When she asked about the tattoos on his arm, Michael had confessed to her he’d seriously considered blowing his head off more than a few times, but the idea of his buddies looking down on him while he shot himself kept him from pulling the trigger. After that he’d had their names tattooed on his right arm, and she’d heard him calling those names at night, in his restless dreams. He dreamed of combat, mortars, fire and death, and apologized for waking her. She had her own dreams.
After another hour of rough driving they crested a steep hill, just before sunset, and looked down on a placid green lake surrounded by Ponderosa pines and scrub. Carly stomped on the brakes and gripped Michael’s arm. Look. I told you I’d find one for you, and see, there are three of them. Three!
She pounded the dashboard and bounced in her seat. That’s what I’m talkin’ ’bout!
Carly pulled the Jeep to the side of the road, parked it, then grabbed the binoculars that hung from the rear-view mirror. She surveyed the homes, pleased with herself. There, about a half mile before them, at the bottom of the hill, in a large meadow, lay a small gathering of feral SmartHomes. A faded mid-century ranch huddled next to a massive Tudor mansion with an attached three-car garage and off to the side, alone and at the lake’s edge, stood a small and tidy craftsman bungalow.
She could see the wide path of flattened trees and brush that the houses had made as they moved to the field. She’d seen signs and tracks of their movement earlier, but hadn’t been sure, and hadn’t wanted to say anything to Michael until she was certain.
She handed the binoculars to Michael, and said, Well?

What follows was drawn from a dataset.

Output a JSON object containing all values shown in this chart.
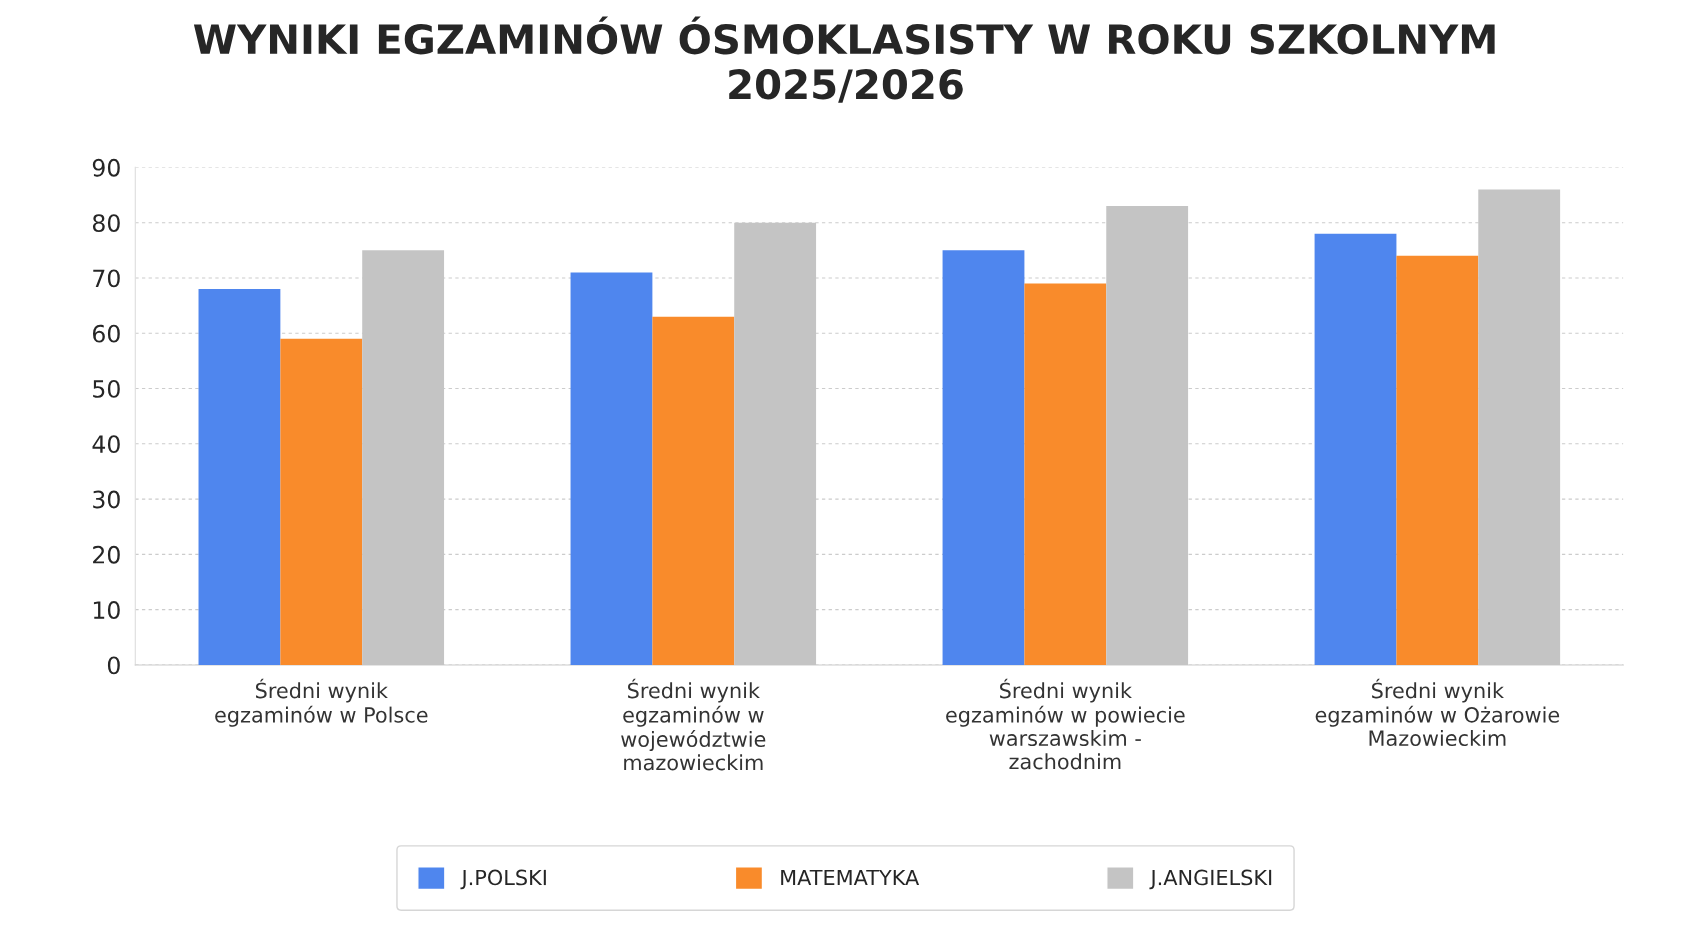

He scrutinized the homes. That bungalow looks damn near perfect; not too big, not too small and it looks like it’s in decent shape. That’s the one for me. Nice job, Ms. House Hunter.
She tingled all over at the sound of his deep voice. Every time he spoke, her gut hummed with a happy resonance, which annoyed her. Okay. We should park here and approach them from that side, I think. Let’s not spook them.
Spooking a feral house was kind of like spooking an elephant. They were big, and they moved fast once they got going. She’d heard stories of wild houses that had killed would be claimants, mashing them to death under their movable foundations. Carly suspected most of those stories were made up by other house hunters who wanted to scare away the competition, and keep the field clear for themselves, but why take chances.
But first, let’s make it official. Let’s stake our claim.